I disconnect 5V regulated - AND EVERYTHING WORKS !!!!

I disconnect USB, (so nothing is connected to device) and device shuts down

I connect USB only - AND EVERYTHING WORKS...

on board is also one 3V stabilizer (using 5V as a source), few i2c devices ...

the only way USB 5V can power up all this is trough PIC !! like RA1 and VDD pin's are shorted out ?!?!?!

anyone?

 

[Pommie]

There is a protection diode from each pic pin to Vdd and this is what is powering your circuit. Place a 10k (maybe 100k) resistor in series with RA1.

Mike.

 

[Diver300]

I would have expected exactly what you describe.

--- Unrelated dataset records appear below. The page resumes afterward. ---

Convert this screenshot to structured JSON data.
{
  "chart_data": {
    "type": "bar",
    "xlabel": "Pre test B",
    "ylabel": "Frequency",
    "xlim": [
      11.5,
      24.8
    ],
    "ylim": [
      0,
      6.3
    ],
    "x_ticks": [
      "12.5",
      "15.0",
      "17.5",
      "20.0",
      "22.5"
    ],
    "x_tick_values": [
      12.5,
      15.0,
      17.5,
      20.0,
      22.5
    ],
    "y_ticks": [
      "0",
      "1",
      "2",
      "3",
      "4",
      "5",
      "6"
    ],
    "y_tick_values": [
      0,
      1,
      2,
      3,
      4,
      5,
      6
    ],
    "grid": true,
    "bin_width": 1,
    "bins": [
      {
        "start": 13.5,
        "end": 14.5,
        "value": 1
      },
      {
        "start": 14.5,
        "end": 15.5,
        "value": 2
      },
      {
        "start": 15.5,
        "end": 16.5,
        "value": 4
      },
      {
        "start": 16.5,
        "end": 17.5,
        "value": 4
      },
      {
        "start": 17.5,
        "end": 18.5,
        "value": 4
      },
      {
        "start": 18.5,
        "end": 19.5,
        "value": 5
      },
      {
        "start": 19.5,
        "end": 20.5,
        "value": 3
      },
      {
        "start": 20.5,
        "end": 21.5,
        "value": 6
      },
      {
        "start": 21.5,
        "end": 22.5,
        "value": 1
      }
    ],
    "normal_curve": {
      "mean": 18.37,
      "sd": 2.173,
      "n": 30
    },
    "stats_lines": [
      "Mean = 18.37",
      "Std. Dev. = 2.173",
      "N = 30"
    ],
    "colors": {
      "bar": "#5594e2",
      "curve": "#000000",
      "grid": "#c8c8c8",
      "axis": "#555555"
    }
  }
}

You should be very, very careful in designing anything that has input or output voltages higher than the positive supply or lower than the negative supply at any time.

From the data sheet:-

Voltage on any pin with respect to VSS (except VDD and MCLR) .............. -0.3V to (VDD + 0.3V)

There are clamping diodes from every pin (except MCLR and the power pins) to Vss and Vdd, so the input pin cannot rise much above Vdd. In your circuit, the diodes stop Vdd falling below the input voltage.

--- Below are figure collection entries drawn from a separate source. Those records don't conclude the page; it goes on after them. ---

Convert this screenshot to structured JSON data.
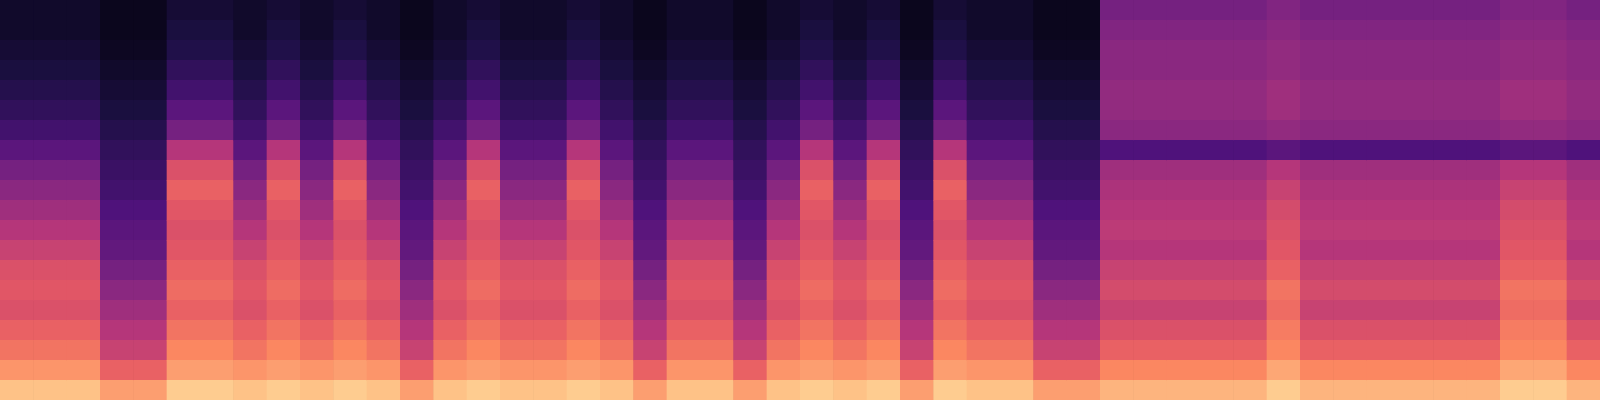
{
  "chart_data": {
    "type": "heatmap",
    "tick_labels": false,
    "color_range": [
      0,
      100
    ],
    "cells": [
      [
        8,
        8,
        10,
        12,
        15,
        18,
        22,
        28,
        35,
        40,
        45,
        50,
        55,
        60,
        62,
        60,
        65,
        70,
        78,
        88
      ],
      [
        8,
        8,
        10,
        12,
        15,
        18,
        22,
        28,
        35,
        40,
        45,
        50,
        55,
        60,
        62,
        60,
        65,
        70,
        78,
        88
      ],
      [
        8,
        8,
        10,
        12,
        15,
        18,
        22,
        28,
        35,
        40,
        45,
        50,
        55,
        60,
        62,
        60,
        65,
        70,
        78,
        88
      ],
      [
        5,
        5,
        6,
        8,
        10,
        12,
        15,
        18,
        20,
        22,
        25,
        28,
        30,
        35,
        40,
        45,
        50,
        55,
        65,
        80
      ],
      [
        5,
        5,
        6,
        8,
        10,
        12,
        15,
        18,
        20,
        22,
        25,
        28,
        30,
        35,
        40,
        45,
        50,
        55,
        65,
        80
      ],
      [
        10,
        12,
        14,
        18,
        22,
        28,
        35,
        50,
        60,
        65,
        62,
        60,
        62,
        65,
        68,
        65,
        70,
        75,
        80,
        90
      ],
      [
        10,
        12,
        14,
        18,
        22,
        28,
        35,
        50,
        60,
        65,
        62,
        60,
        62,
        65,
        68,
        65,
        70,
        75,
        80,
        90
      ],
      [
        8,
        8,
        10,
        12,
        15,
        18,
        22,
        28,
        35,
        40,
        45,
        50,
        55,
        60,
        62,
        60,
        65,
        70,
        78,
        88
      ],
      [
        10,
        12,
        14,
        18,
        22,
        28,
        35,
        50,
        60,
        65,
        62,
        60,
        62,
        65,
        68,
        65,
        70,
        75,
        80,
        90
      ],
      [
        8,
        8,
        10,
        12,
        15,
        18,
        22,
        28,
        35,
        40,
        45,
        50,
        55,
        60,
        62,
        60,
        65,
        70,
        78,
        88
      ],
      [
        10,
        12,
        14,
        18,
        22,
        28,
        35,
        50,
        60,
        65,
        62,
        60,
        62,
        65,
        68,
        65,
        70,
        75,
        80,
        90
      ],
      [
        8,
        8,
        10,
        12,
        15,
        18,
        22,
        28,
        35,
        40,
        45,
        50,
        55,
        60,
        62,
        60,
        65,
        70,
        78,
        88
      ],
      [
        5,
        5,
        6,
        8,
        10,
        12,
        15,
        18,
        20,
        22,
        25,
        28,
        30,
        35,
        40,
        45,
        50,
        55,
        65,
        80
      ],
      [
        8,
        8,
        10,
        12,
        15,
        18,
        22,
        28,
        35,
        40,
        45,
        50,
        55,
        60,
        62,
        60,
        65,
        70,
        78,
        88
      ],
      [
        10,
        12,
        14,
        18,
        22,
        28,
        35,
        50,
        60,
        65,
        62,
        60,
        62,
        65,
        68,
        65,
        70,
        75,
        80,
        90
      ],
      [
        8,
        8,
        10,
        12,
        15,
        18,
        22,
        28,
        35,
        40,
        45,
        50,
        55,
        60,
        62,
        60,
        65,
        70,
        78,
        88
      ],
      [
        8,
        8,
        10,
        12,
        15,
        18,
        22,
        28,
        35,
        40,
        45,
        50,
        55,
        60,
        62,
        60,
        65,
        70,
        78,
        88
      ],
      [
        10,
        12,
        14,
        18,
        22,
        28,
        35,
        50,
        60,
        65,
        62,
        60,
        62,
        65,
        68,
        65,
        70,
        75,
        80,
        90
      ],
      [
        8,
        8,
        10,
        12,
        15,
        18,
        22,
        28,
        35,
        40,
        45,
        50,
        55,
        60,
        62,
        60,
        65,
        70,
        78,
        88
      ],
      [
        5,
        5,
        6,
        8,
        10,
        12,
        15,
        18,
        20,
        22,
        25,
        28,
        30,
        35,
        40,
        45,
        50,
        55,
        65,
        80
      ],
      [
        8,
        8,
        10,
        12,
        15,
        18,
        22,
        28,
        35,
        40,
        45,
        50,
        55,
        60,
        62,
        60,
        65,
        70,
        78,
        88
      ],
      [
        8,
        8,
        10,
        12,
        15,
        18,
        22,
        28,
        35,
        40,
        45,
        50,
        55,
        60,
        62,
        60,
        65,
        70,
        78,
        88
      ],
      [
        5,
        5,
        6,
        8,
        10,
        12,
        15,
        18,
        20,
        22,
        25,
        28,
        30,
        35,
        40,
        45,
        50,
        55,
        65,
        80
      ],
      [
        8,
        8,
        10,
        12,
        15,
        18,
        22,
        28,
        35,
        40,
        45,
        50,
        55,
        60,
        62,
        60,
        65,
        70,
        78,
        88
      ],
      [
        10,
        12,
        14,
        18,
        22,
        28,
        35,
        50,
        60,
        65,
        62,
        60,
        62,
        65,
        68,
        65,
        70,
        75,
        80,
        90
      ],
      [
        8,
        8,
        10,
        12,
        15,
        18,
        22,
        28,
        35,
        40,
        45,
        50,
        55,
        60,
        62,
        60,
        65,
        70,
        78,
        88
      ],
      [
        10,
        12,
        14,
        18,
        22,
        28,
        35,
        50,
        60,
        65,
        62,
        60,
        62,
        65,
        68,
        65,
        70,
        75,
        80,
        90
      ],
      [
        5,
        5,
        6,
        8,
        10,
        12,
        15,
        18,
        20,
        22,
        25,
        28,
        30,
        35,
        40,
        45,
        50,
        55,
        65,
        80
      ],
      [
        10,
        12,
        14,
        18,
        22,
        28,
        35,
        50,
        60,
        65,
        62,
        60,
        62,
        65,
        68,
        65,
        70,
        75,
        80,
        90
      ],
      [
        8,
        8,
        10,
        12,
        15,
        18,
        22,
        28,
        35,
        40,
        45,
        50,
        55,
        60,
        62,
        60,
        65,
        70,
        78,
        88
      ],
      [
        8,
        8,
        10,
        12,
        15,
        18,
        22,
        28,
        35,
        40,
        45,
        50,
        55,
        60,
        62,
        60,
        65,
        70,
        78,
        88
      ],
      [
        5,
        5,
        6,
        8,
        10,
        12,
        15,
        18,
        20,
        22,
        25,
        28,
        30,
        35,
        40,
        45,
        50,
        55,
        65,
        80
      ],
      [
        5,
        5,
        6,
        8,
        10,
        12,
        15,
        18,
        20,
        22,
        25,
        28,
        30,
        35,
        40,
        45,
        50,
        55,
        65,
        80
      ],
      [
        35,
        38,
        40,
        40,
        42,
        42,
        40,
        25,
        45,
        48,
        50,
        52,
        50,
        55,
        58,
        55,
        60,
        65,
        75,
        85
      ],
      [
        35,
        38,
        40,
        40,
        42,
        42,
        40,
        25,
        45,
        48,
        50,
        52,
        50,
        55,
        58,
        55,
        60,
        65,
        75,
        85
      ],
      [
        35,
        38,
        40,
        40,
        42,
        42,
        40,
        25,
        45,
        48,
        50,
        52,
        50,
        55,
        58,
        55,
        60,
        65,
        75,
        85
      ],
      [
        35,
        38,
        40,
        40,
        42,
        42,
        40,
        25,
        45,
        48,
        50,
        52,
        50,
        55,
        58,
        55,
        60,
        65,
        75,
        85
      ],
      [
        35,
        38,
        40,
        40,
        42,
        42,
        40,
        25,
        45,
        48,
        50,
        52,
        50,
        55,
        58,
        55,
        60,
        65,
        75,
        85
      ],
      [
        38,
        40,
        42,
        42,
        45,
        45,
        42,
        28,
        50,
        55,
        58,
        60,
        62,
        65,
        70,
        68,
        72,
        75,
        82,
        90
      ],
      [
        35,
        38,
        40,
        40,
        42,
        42,
        40,
        25,
        45,
        48,
        50,
        52,
        50,
        55,
        58,
        55,
        60,
        65,
        75,
        85
      ],
      [
        35,
        38,
        40,
        40,
        42,
        42,
        40,
        25,
        45,
        48,
        50,
        52,
        50,
        55,
        58,
        55,
        60,
        65,
        75,
        85
      ],
      [
        35,
        38,
        40,
        40,
        42,
        42,
        40,
        25,
        45,
        48,
        50,
        52,
        50,
        55,
        58,
        55,
        60,
        65,
        75,
        85
      ],
      [
        35,
        38,
        40,
        40,
        42,
        42,
        40,
        25,
        45,
        48,
        50,
        52,
        50,
        55,
        58,
        55,
        60,
        65,
        75,
        85
      ],
      [
        35,
        38,
        40,
        40,
        42,
        42,
        40,
        25,
        45,
        48,
        50,
        52,
        50,
        55,
        58,
        55,
        60,
        65,
        75,
        85
      ],
      [
        35,
        38,
        40,
        40,
        42,
        42,
        40,
        25,
        45,
        48,
        50,
        52,
        50,
        55,
        58,
        55,
        60,
        65,
        75,
        85
      ],
      [
        38,
        40,
        42,
        42,
        45,
        45,
        42,
        28,
        50,
        55,
        58,
        60,
        62,
        65,
        70,
        68,
        72,
        75,
        82,
        90
      ],
      [
        38,
        40,
        42,
        42,
        45,
        45,
        42,
        28,
        50,
        55,
        58,
        60,
        62,
        65,
        70,
        68,
        72,
        75,
        82,
        90
      ],
      [
        35,
        38,
        40,
        40,
        42,
        42,
        40,
        25,
        45,
        48,
        50,
        52,
        50,
        55,
        58,
        55,
        60,
        65,
        75,
        85
      ]
    ]
  }
}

Use a continuity tester and you can see that those diodes are there. You can power a PIC like that from any pin, not that you should. Current flows from the pin, through the clamping diode and you will see about 4.4 V on the power rails. The decoupling capacitors will help the PIC run under those conditions.

There are several things you can do to stop that happening.
1. Use a transistor as a buffer, with a pull-up to Vdd
2. Put a big resistor in series. The input current on a digital input is tiny, so you can use a 100kΩ or so, which won't provide enough current to run much.
3. Use a PIC with high voltage tolerant inputs. Most are 3.3 V devices. In the data sheet they say:-

Voltage on any digital only pin with respect to VSS ........................................ -0.3V to +6.0V

Now that has no reference to Vdd, so you can feed it with 5V at any time. They have different clamping systems. You have to chose your pins because analogue capable pins generally don't like higher voltages.
4. Use a gate like a 74AHC1G04 as a buffer. It can run from 5V and can stand 5V input even with no supply voltage, so if you wire the supply to the gate to the PIC supply, both can fall to 0V while the input (USB) is still at 5V
5. Power everything off the USB anyhow.

 

[arhi]

Mike, thanks, I forgot about the diode .. that explains it ..

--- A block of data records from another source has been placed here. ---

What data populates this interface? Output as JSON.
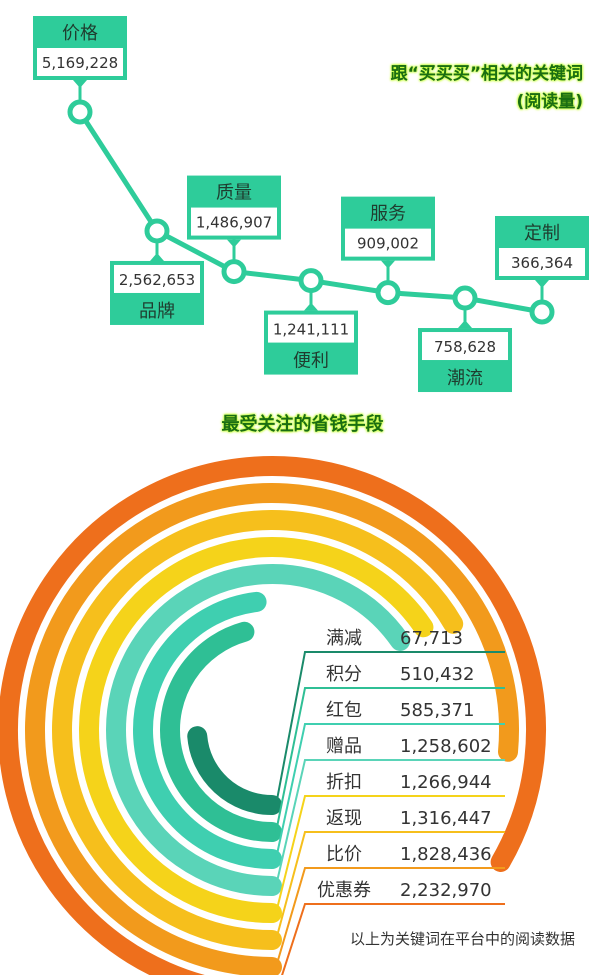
{
  "colors": {
    "accent": "#2ecc9a",
    "title_fill": "#1a6e12",
    "title_glow": "#c9ff3a",
    "text_dark": "#333333"
  },
  "chart_data": [
    {
      "type": "line",
      "title": "跟“买买买”相关的关键词",
      "subtitle": "(阅读量)",
      "categories": [
        "价格",
        "品牌",
        "质量",
        "便利",
        "服务",
        "潮流",
        "定制"
      ],
      "value_labels": [
        "5,169,228",
        "2,562,653",
        "1,486,907",
        "1,241,111",
        "909,002",
        "758,628",
        "366,364"
      ],
      "values": [
        5169228,
        2562653,
        1486907,
        1241111,
        909002,
        758628,
        366364
      ],
      "label_positions": [
        "above",
        "below",
        "above",
        "below",
        "above",
        "below",
        "above"
      ]
    },
    {
      "type": "bar",
      "style": "radial",
      "title": "最受关注的省钱手段",
      "categories": [
        "满减",
        "积分",
        "红包",
        "赠品",
        "折扣",
        "返现",
        "比价",
        "优惠券"
      ],
      "value_labels": [
        "67,713",
        "510,432",
        "585,371",
        "1,258,602",
        "1,266,944",
        "1,316,447",
        "1,828,436",
        "2,232,970"
      ],
      "values": [
        67713,
        510432,
        585371,
        1258602,
        1266944,
        1316447,
        1828436,
        2232970
      ],
      "colors": [
        "#1a8a6a",
        "#2fbf95",
        "#3fcfb0",
        "#5ad4b8",
        "#f5d31a",
        "#f6bf1c",
        "#f29a1c",
        "#ee6f1c"
      ]
    }
  ],
  "footer": {
    "note": "以上为关键词在平台中的阅读数据"
  }
}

Diver, powering from USB is not an option, the device is "logger" .. it has some 20+ sensors and log data into few i2c eproms every 30min ... I just connect it to computer from time to time to download data into my application...

the 100K in series will do the job, in general, this works as is, problem was I forgot about the diode so was wondering "why" it worked (the pic is anyhow powered with 4.8V to be able to properly get data from 3v spi sensor on board without level shifter )

 

[almamater]

Hello!

I have one PIC18F2550 and a PicKit2 from Microchip, where i can find the code to
make a LED flash with this PIC?

For the circuit i will connect the PIC to 5V and put a LED via a resistor on one
of its I/O pins..

I just want a simple "hello world", im using MPLab...

Sorry for this question and thank you